Aim: We aimed to explore the views among a range of Australian stakeholders i.e., public, general practitioners (GPs), key informants and people at high-risk of lung cancer on the acceptability and feasibility of risk-tailored screening to identify key determinants, barriers and facilitators to inform future implementation.
Methods: We used qualitative and implementation research to inform study design and data analysis for four studies. Semi-structured interviews were conducted with public participants (40); GPs (20); key informants (47) including consumer advocates, clinical experts, policy makers, and researchers; and individuals at high-risk of lung cancer (39). Data were analysed thematically and/or using implementation frameworks.
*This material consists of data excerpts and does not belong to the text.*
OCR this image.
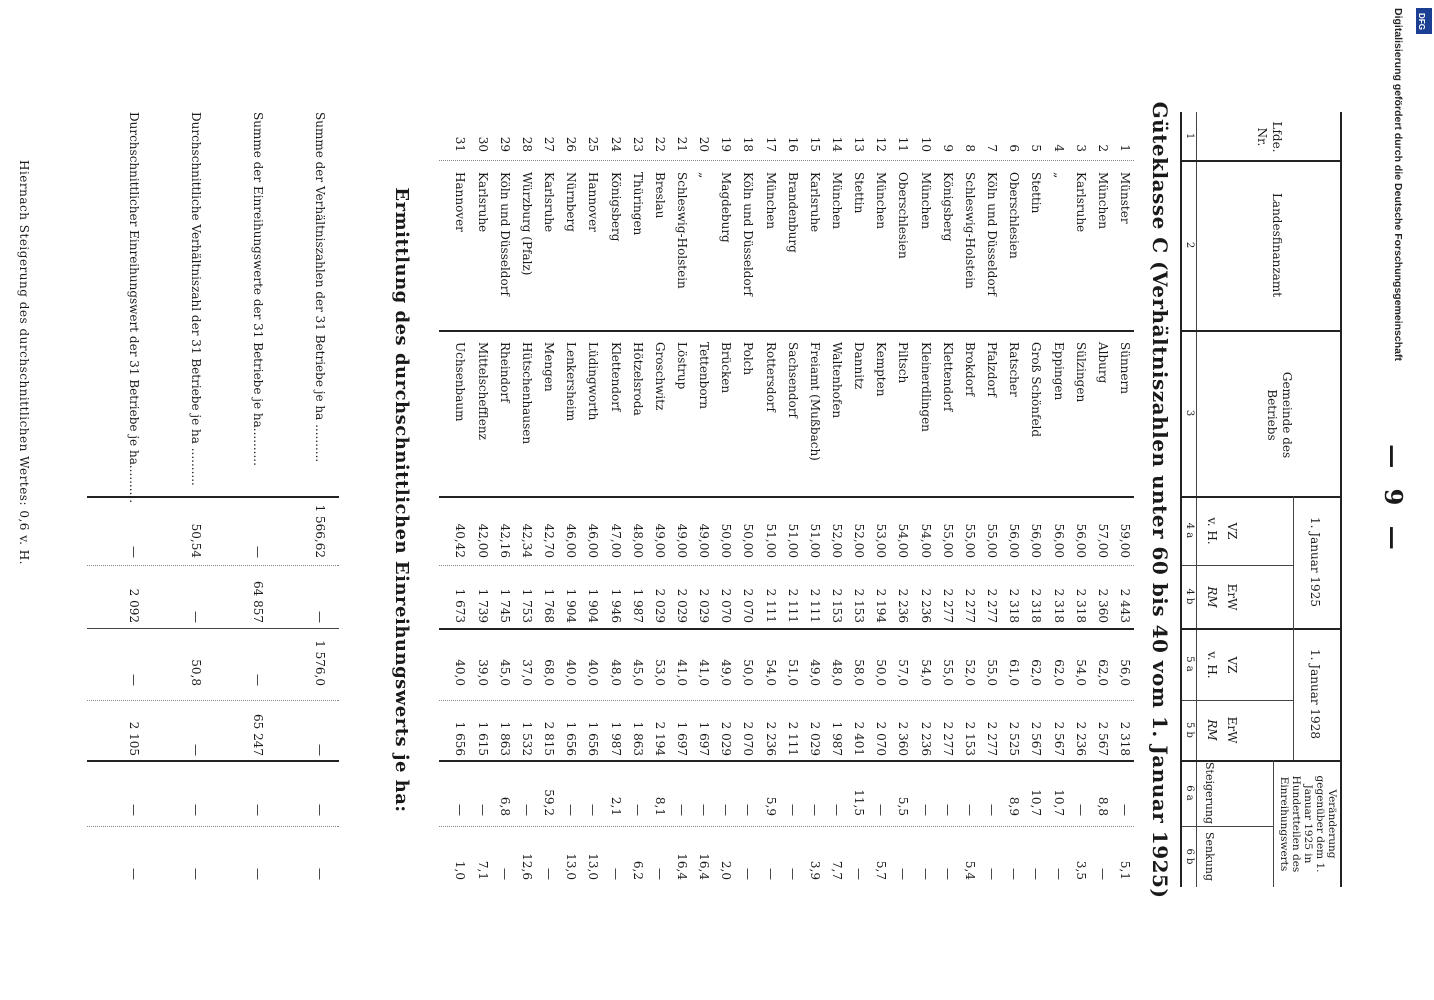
— 9 —
Lfde. Nr.
Landesfinanzamt
Gemeinde des Betriebs
1. Januar 1925
1. Januar 1928
VZ
v. H.
ErW
RM
VZ
v. H.
ErW
RM
Veränderung gegenüber dem 1. Januar 1925 in Hundertteilen des Einreihungswerts
Steigerung
Senkung
1
2
3
4 a
4 b
5 a
5 b
6 a
6 b
Güteklasse C (Verhältniszahlen unter 60 bis 40 vom 1. Januar 1925)
1
Münster
Sünnern
59,00
2 443
56,0
2 318
—
5,1
2
München
Alburg
57,00
2 360
62,0
2 567
8,8
—
3
Karlsruhe
Sülzingen
56,00
2 318
54,0
2 236
—
3,5
4
„
Eppingen
56,00
2 318
62,0
2 567
10,7
—
5
Stettin
Groß Schönfeld
56,00
2 318
62,0
2 567
10,7
—
6
Oberschlesien
Ratscher
56,00
2 318
61,0
2 525
8,9
—
7
Köln und Düsseldorf
Pfalzdorf
55,00
2 277
55,0
2 277
—
—
8
Schleswig-Holstein
Brokdorf
55,00
2 277
52,0
2 153
—
5,4
9
Königsberg
Klettendorf
55,00
2 277
55,0
2 277
—
—
10
München
Kleinerdlingen
54,00
2 236
54,0
2 236
—
—
11
Oberschlesien
Piltsch
54,00
2 236
57,0
2 360
5,5
—
12
München
Kempten
53,00
2 194
50,0
2 070
—
5,7
13
Stettin
Dannitz
52,00
2 153
58,0
2 401
11,5
—
14
München
Waltenhofen
52,00
2 153
48,0
1 987
—
7,7
15
Karlsruhe
Freiamt (Mußbach)
51,00
2 111
49,0
2 029
—
3,9
16
Brandenburg
Sachsendorf
51,00
2 111
51,0
2 111
—
—
17
München
Rottersdorf
51,00
2 111
54,0
2 236
5,9
—
18
Köln und Düsseldorf
Polch
50,00
2 070
50,0
2 070
—
—
19
Magdeburg
Brücken
50,00
2 070
49,0
2 029
—
2,0
20
„
Tettenborn
49,00
2 029
41,0
1 697
—
16,4
21
Schleswig-Holstein
Löstrup
49,00
2 029
41,0
1 697
—
16,4
22
Breslau
Groschwitz
49,00
2 029
53,0
2 194
8,1
—
23
Thüringen
Hötzelsroda
48,00
1 987
45,0
1 863
—
6,2
24
Königsberg
Klettendorf
47,00
1 946
48,0
1 987
2,1
—
25
Hannover
Lüdingworth
46,00
1 904
40,0
1 656
—
13,0
26
Nürnberg
Lenkersheim
46,00
1 904
40,0
1 656
—
13,0
27
Karlsruhe
Mengen
42,70
1 768
68,0
2 815
59,2
—
28
Würzburg (Pfalz)
Hütschenhausen
42,34
1 753
37,0
1 532
—
12,6
29
Köln und Düsseldorf
Rheindorf
42,16
1 745
45,0
1 863
6,8
—
30
Karlsruhe
Mittelschefflenz
42,00
1 739
39,0
1 615
—
7,1
31
Hannover
Uchsenbaum
40,42
1 673
40,0
1 656
—
1,0
Ermittlung des durchschnittlichen Einreihungswerts je ha:
Summe der Verhältniszahlen der 31 Betriebe je ha ..........
1 566,62
—
1 576,0
—
—
—
Summe der Einreihungswerte der 31 Betriebe je ha..........
—
64 857
—
65 247
—
—
Durchschnittliche Verhältniszahl der 31 Betriebe je ha ..........
50,54
—
50,8
—
—
—
Durchschnittlicher Einreihungswert der 31 Betriebe je ha..........
—
2 092
—
2 105
—
—
Hiernach Steigerung des durchschnittlichen Wertes: 0,6 v. H.	Digitalisierung gefördert durch die Deutsche Forschungsgemeinschaft DFG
Results: Findings suggest that risk-tailored cancer screening in the population is acceptable and feasible in principle, although a reduced screening frequency or exclusion from a screening program for those deemed low risk may not initially be acceptable, especially for common cancers with minimally invasive screening. There was some divergence in stakeholder views on factors that determine acceptability and barriers to implementation. For example, the public prioritised the sense of security screening brings; GPs were not currently convinced of the net benefits associated with risk-tailored screening and had concerns that changes in screening advice could cause patient confusion; key informants were optimistic but had concern about the impact of the reluctance of those at low-risk to reduce screening frequency, the variable skill level in providers, who should deliver screening, the potential for confusing public health messages and competing health costs. Individuals at high-risk were motivated to attend lung cancer screening however capability and opportunity impacted on participation.
Conclusions: We make 6 recommendations to inform a roadmap for implementation of risk-tailored cancer screening. They include engagement of stakeholders from planning through to implementation; tailoring public communication interventions; addressing public and provider uncertainty; developing targeted professional education to ensure access to evidence and appropriate skill set; acknowledging that different cancer types may need different strategies; and prioritising opportunity for engagement in screening to increase participation.